How often should I update Nuclei templates?

You should update Nuclei templates before every scan run using nuclei -ut. The community publishes new templates daily, especially after major CVE disclosures. In a CI/CD pipeline, include the template update as the first step before running any scans. This ensures you are testing against the latest known vulnerabilities.

Does Nikto still receive updates in 2026?

Yes. Nikto continues to receive periodic updates to its test database and plugin set. While the core scanner is mature and changes slowly, the test signatures are regularly updated to cover new web server versions, default files, and known misconfigurations. Check the GitHub repository for the latest release — as of April 2026, the project remains actively maintained.

Which scanner has the lowest false positive rate?

Nuclei generally has the lowest false positive rate because its YAML templates use specific matchers (word, regex, status code) that must all pass before reporting a finding. Nikto can produce more false positives since some tests are heuristic-based. ZAP’s passive scanner has very low false positives, but its active scanner can occasionally flag false positives depending on the application’s behavior. Always verify critical findings manually before raising them as bugs.
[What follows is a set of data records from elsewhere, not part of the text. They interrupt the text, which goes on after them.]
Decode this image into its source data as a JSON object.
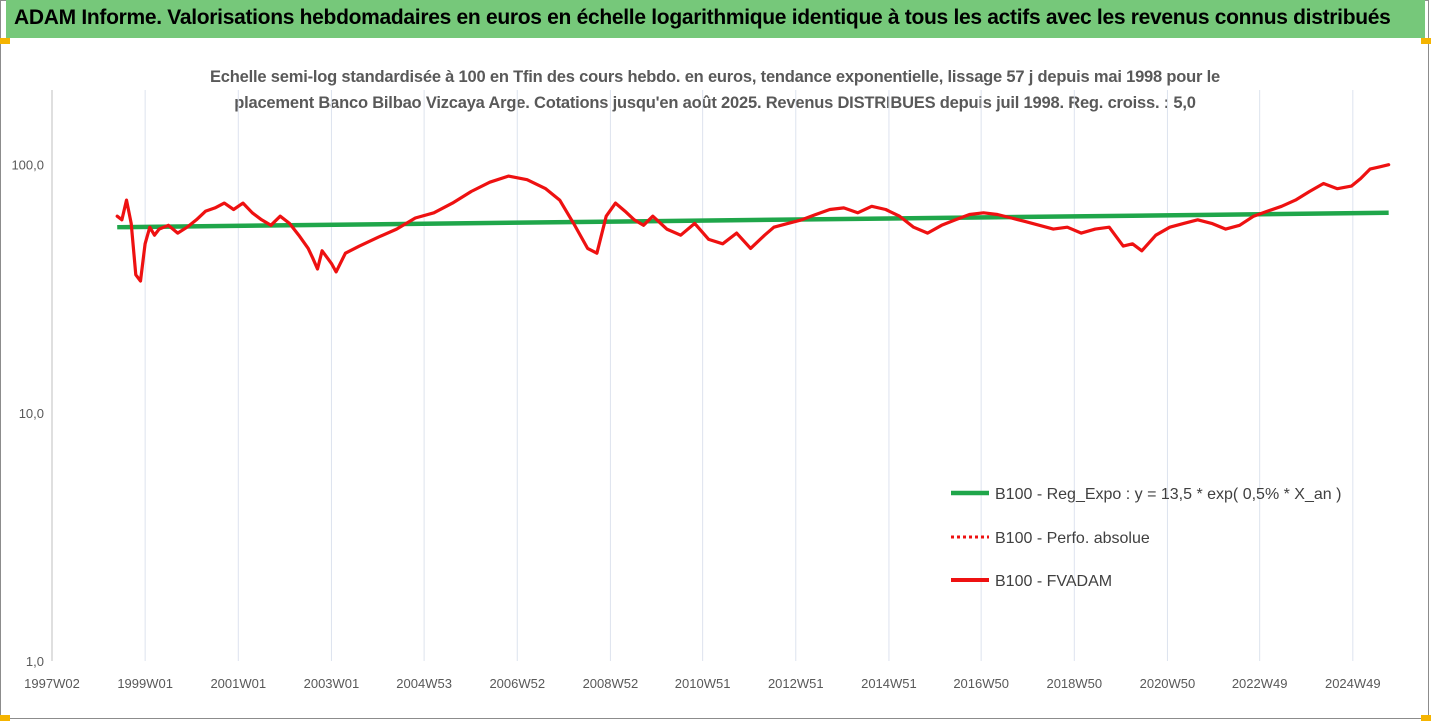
{
  "header": {
    "title": "ADAM Informe. Valorisations hebdomadaires en euros en échelle logarithmique identique à tous les actifs avec les revenus connus distribués"
  },
  "colors": {
    "header_bg": "#76c87a",
    "accent_corner": "#f5b400",
    "trend": "#1fa64a",
    "fvadam": "#ee1111",
    "perfo": "#ee1111",
    "grid": "#dde3ee",
    "axis": "#bfbfbf"
  },
  "chart_data": {
    "type": "line",
    "title_line1": "Echelle semi-log standardisée à 100 en Tfin des cours hebdo. en euros, tendance exponentielle, lissage 57 j depuis mai 1998 pour le",
    "title_line2": "placement Banco Bilbao Vizcaya Arge. Cotations jusqu'en août 2025. Revenus DISTRIBUES depuis juil 1998. Reg. croiss. : 5,0",
    "y_scale": "log",
    "ylim": [
      1,
      200
    ],
    "y_ticks": [
      {
        "value": 1,
        "label": "1,0"
      },
      {
        "value": 10,
        "label": "10,0"
      },
      {
        "value": 100,
        "label": "100,0"
      }
    ],
    "xlim": [
      1997.0,
      2025.75
    ],
    "x_ticks": [
      {
        "value": 1997.0,
        "label": "1997W02"
      },
      {
        "value": 1999.0,
        "label": "1999W01"
      },
      {
        "value": 2001.0,
        "label": "2001W01"
      },
      {
        "value": 2003.0,
        "label": "2003W01"
      },
      {
        "value": 2004.99,
        "label": "2004W53"
      },
      {
        "value": 2006.99,
        "label": "2006W52"
      },
      {
        "value": 2008.99,
        "label": "2008W52"
      },
      {
        "value": 2010.97,
        "label": "2010W51"
      },
      {
        "value": 2012.97,
        "label": "2012W51"
      },
      {
        "value": 2014.97,
        "label": "2014W51"
      },
      {
        "value": 2016.95,
        "label": "2016W50"
      },
      {
        "value": 2018.95,
        "label": "2018W50"
      },
      {
        "value": 2020.95,
        "label": "2020W50"
      },
      {
        "value": 2022.93,
        "label": "2022W49"
      },
      {
        "value": 2024.93,
        "label": "2024W49"
      }
    ],
    "grid": "vertical",
    "legend_position": "right",
    "legend": [
      {
        "label": "B100 - Reg_Expo : y = 13,5 * exp( 0,5% *  X_an )",
        "style": "solid-green"
      },
      {
        "label": "B100 - Perfo. absolue",
        "style": "dotted-red"
      },
      {
        "label": "B100 - FVADAM",
        "style": "solid-red"
      }
    ],
    "series": [
      {
        "name": "B100 - Reg_Expo : y = 13,5 * exp( 0,5% *  X_an )",
        "x": [
          1998.4,
          2025.7
        ],
        "y": [
          56,
          64
        ]
      },
      {
        "name": "B100 - FVADAM",
        "x": [
          1998.4,
          1998.5,
          1998.6,
          1998.7,
          1998.8,
          1998.9,
          1999.0,
          1999.1,
          1999.2,
          1999.3,
          1999.5,
          1999.7,
          1999.9,
          2000.1,
          2000.3,
          2000.5,
          2000.7,
          2000.9,
          2001.1,
          2001.3,
          2001.5,
          2001.7,
          2001.9,
          2002.1,
          2002.3,
          2002.5,
          2002.6,
          2002.7,
          2002.8,
          2003.0,
          2003.1,
          2003.3,
          2003.6,
          2004.0,
          2004.4,
          2004.8,
          2005.2,
          2005.6,
          2006.0,
          2006.4,
          2006.8,
          2007.2,
          2007.6,
          2007.9,
          2008.2,
          2008.5,
          2008.7,
          2008.9,
          2009.1,
          2009.3,
          2009.5,
          2009.7,
          2009.9,
          2010.2,
          2010.5,
          2010.8,
          2011.1,
          2011.4,
          2011.7,
          2012.0,
          2012.3,
          2012.5,
          2012.8,
          2013.1,
          2013.4,
          2013.7,
          2014.0,
          2014.3,
          2014.6,
          2014.9,
          2015.2,
          2015.5,
          2015.8,
          2016.1,
          2016.4,
          2016.7,
          2017.0,
          2017.3,
          2017.6,
          2017.9,
          2018.2,
          2018.5,
          2018.8,
          2019.1,
          2019.4,
          2019.7,
          2020.0,
          2020.2,
          2020.4,
          2020.7,
          2021.0,
          2021.3,
          2021.6,
          2021.9,
          2022.2,
          2022.5,
          2022.8,
          2023.1,
          2023.4,
          2023.7,
          2024.0,
          2024.3,
          2024.6,
          2024.9,
          2025.1,
          2025.3,
          2025.5,
          2025.7
        ],
        "y": [
          62,
          60,
          72,
          58,
          36,
          34,
          48,
          56,
          52,
          55,
          57,
          53,
          56,
          60,
          65,
          67,
          70,
          66,
          70,
          64,
          60,
          57,
          62,
          58,
          52,
          46,
          42,
          38,
          45,
          40,
          37,
          44,
          47,
          51,
          55,
          61,
          64,
          70,
          78,
          85,
          90,
          87,
          80,
          72,
          58,
          46,
          44,
          62,
          70,
          65,
          60,
          57,
          62,
          55,
          52,
          58,
          50,
          48,
          53,
          46,
          52,
          56,
          58,
          60,
          63,
          66,
          67,
          64,
          68,
          66,
          62,
          56,
          53,
          57,
          60,
          63,
          64,
          63,
          61,
          59,
          57,
          55,
          56,
          53,
          55,
          56,
          47,
          48,
          45,
          52,
          56,
          58,
          60,
          58,
          55,
          57,
          62,
          65,
          68,
          72,
          78,
          84,
          80,
          82,
          88,
          96,
          98,
          100
        ]
      }
    ]
  }
}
Can these tools scan applications behind authentication?

OWASP ZAP has the most robust authentication support, including form-based login, OAuth 2.0, and custom authentication scripts. Nuclei can handle authenticated scanning by passing custom headers, cookies, or using its built-in HTTP extractor for session tokens. Nikto only supports basic HTTP authentication. For applications with complex login flows, ZAP is the best choice.
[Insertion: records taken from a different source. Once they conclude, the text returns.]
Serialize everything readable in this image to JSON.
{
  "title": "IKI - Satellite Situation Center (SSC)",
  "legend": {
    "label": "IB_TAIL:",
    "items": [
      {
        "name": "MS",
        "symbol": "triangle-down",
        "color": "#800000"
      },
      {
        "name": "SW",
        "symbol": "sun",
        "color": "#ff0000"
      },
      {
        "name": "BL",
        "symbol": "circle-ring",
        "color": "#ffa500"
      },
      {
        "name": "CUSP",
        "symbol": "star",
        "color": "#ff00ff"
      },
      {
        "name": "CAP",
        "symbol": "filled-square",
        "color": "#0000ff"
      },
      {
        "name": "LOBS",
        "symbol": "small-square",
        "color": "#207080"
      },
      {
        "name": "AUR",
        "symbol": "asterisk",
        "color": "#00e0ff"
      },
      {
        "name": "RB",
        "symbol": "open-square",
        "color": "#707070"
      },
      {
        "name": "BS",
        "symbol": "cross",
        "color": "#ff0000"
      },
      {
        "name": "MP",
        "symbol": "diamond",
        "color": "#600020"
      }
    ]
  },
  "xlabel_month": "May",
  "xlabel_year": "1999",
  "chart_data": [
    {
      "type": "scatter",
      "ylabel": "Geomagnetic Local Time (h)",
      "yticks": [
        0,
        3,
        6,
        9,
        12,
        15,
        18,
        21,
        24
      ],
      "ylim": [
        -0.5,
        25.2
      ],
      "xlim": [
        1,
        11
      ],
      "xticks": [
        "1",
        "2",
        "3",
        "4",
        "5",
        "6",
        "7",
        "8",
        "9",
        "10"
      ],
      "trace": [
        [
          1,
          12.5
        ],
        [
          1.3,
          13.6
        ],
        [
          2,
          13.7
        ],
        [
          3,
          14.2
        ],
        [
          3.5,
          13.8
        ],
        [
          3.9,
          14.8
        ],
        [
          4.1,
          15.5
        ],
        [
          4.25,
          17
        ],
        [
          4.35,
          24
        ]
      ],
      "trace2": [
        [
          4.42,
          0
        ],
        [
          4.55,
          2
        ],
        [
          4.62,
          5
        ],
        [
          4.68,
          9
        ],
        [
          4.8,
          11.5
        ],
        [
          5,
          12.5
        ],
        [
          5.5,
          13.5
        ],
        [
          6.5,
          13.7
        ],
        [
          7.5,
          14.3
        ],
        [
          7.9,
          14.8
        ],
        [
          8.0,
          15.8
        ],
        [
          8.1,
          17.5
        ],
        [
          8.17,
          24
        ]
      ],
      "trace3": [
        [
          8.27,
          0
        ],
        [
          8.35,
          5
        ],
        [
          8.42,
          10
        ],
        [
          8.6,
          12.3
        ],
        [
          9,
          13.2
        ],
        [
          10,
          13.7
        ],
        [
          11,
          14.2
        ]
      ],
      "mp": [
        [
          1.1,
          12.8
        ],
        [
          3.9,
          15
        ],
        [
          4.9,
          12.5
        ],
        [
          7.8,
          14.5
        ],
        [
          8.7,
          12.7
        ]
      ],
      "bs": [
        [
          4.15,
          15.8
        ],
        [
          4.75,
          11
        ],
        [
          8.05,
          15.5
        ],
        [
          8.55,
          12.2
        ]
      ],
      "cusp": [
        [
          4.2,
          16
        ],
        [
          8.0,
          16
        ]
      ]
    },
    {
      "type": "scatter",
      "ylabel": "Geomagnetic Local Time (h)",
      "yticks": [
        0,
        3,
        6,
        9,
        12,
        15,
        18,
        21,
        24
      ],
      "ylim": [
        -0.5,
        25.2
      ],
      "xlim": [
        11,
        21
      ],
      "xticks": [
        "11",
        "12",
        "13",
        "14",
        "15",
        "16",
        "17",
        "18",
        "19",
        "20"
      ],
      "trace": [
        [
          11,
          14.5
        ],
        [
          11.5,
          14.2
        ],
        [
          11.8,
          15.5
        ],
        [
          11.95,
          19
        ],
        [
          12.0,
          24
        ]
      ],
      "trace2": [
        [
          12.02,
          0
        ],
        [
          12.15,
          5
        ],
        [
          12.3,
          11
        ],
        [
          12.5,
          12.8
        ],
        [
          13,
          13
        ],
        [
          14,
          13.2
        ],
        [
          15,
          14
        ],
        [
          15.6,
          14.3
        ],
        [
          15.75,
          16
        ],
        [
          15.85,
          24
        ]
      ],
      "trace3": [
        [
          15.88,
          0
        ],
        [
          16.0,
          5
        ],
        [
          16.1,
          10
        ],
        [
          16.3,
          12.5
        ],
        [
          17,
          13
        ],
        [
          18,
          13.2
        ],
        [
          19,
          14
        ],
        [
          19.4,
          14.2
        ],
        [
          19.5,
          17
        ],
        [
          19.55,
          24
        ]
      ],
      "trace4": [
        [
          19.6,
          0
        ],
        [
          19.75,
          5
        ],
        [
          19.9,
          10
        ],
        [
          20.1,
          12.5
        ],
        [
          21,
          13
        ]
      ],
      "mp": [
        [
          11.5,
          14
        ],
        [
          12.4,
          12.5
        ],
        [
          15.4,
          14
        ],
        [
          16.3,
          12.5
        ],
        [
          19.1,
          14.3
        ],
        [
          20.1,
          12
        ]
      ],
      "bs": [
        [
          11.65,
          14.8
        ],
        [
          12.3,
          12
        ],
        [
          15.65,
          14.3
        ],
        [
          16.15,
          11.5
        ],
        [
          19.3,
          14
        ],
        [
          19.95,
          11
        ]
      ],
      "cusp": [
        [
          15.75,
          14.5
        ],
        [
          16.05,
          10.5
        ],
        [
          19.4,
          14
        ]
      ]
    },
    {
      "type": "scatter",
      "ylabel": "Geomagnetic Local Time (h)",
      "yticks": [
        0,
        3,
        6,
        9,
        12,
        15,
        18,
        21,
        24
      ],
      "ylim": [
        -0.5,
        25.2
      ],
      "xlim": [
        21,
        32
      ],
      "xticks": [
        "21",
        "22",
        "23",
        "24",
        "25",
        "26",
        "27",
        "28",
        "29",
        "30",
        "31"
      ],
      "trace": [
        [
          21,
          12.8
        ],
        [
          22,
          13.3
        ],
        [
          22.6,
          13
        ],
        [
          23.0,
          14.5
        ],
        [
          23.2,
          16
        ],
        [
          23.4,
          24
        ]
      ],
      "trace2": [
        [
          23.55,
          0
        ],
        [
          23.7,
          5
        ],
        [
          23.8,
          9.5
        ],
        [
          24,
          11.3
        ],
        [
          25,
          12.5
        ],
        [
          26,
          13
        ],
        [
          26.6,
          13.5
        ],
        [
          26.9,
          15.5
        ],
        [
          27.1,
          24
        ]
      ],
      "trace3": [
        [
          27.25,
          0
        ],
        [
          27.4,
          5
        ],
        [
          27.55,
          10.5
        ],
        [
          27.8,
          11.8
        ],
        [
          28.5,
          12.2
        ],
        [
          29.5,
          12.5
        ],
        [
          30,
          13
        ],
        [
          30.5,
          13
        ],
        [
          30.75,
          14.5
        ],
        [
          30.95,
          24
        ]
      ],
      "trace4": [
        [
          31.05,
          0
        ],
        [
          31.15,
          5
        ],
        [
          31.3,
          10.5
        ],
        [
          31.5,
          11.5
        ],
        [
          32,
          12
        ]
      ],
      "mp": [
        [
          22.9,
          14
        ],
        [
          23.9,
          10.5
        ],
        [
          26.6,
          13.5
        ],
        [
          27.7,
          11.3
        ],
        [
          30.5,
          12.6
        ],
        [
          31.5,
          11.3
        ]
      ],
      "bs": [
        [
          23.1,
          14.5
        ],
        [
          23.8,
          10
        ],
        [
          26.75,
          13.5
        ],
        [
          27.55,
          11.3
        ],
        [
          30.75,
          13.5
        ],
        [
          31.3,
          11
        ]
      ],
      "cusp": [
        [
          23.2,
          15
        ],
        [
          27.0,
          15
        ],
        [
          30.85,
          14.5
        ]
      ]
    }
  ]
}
How do I integrate these scanners with vulnerability management?

All three tools support output formats compatible with vulnerability management platforms. Nuclei outputs JSON and SARgitlabich integrate directly with GitHub Security, GitLab, and DefectDojo. ZAP can generate XML reports compatible with most platforms. Nikto supports XML, CSV, and JSON. For centralized management, consider deploying a platform like DefectDojo to aggregate findings from all three scanners, alongside our SIEM comparison for broader security event correlation.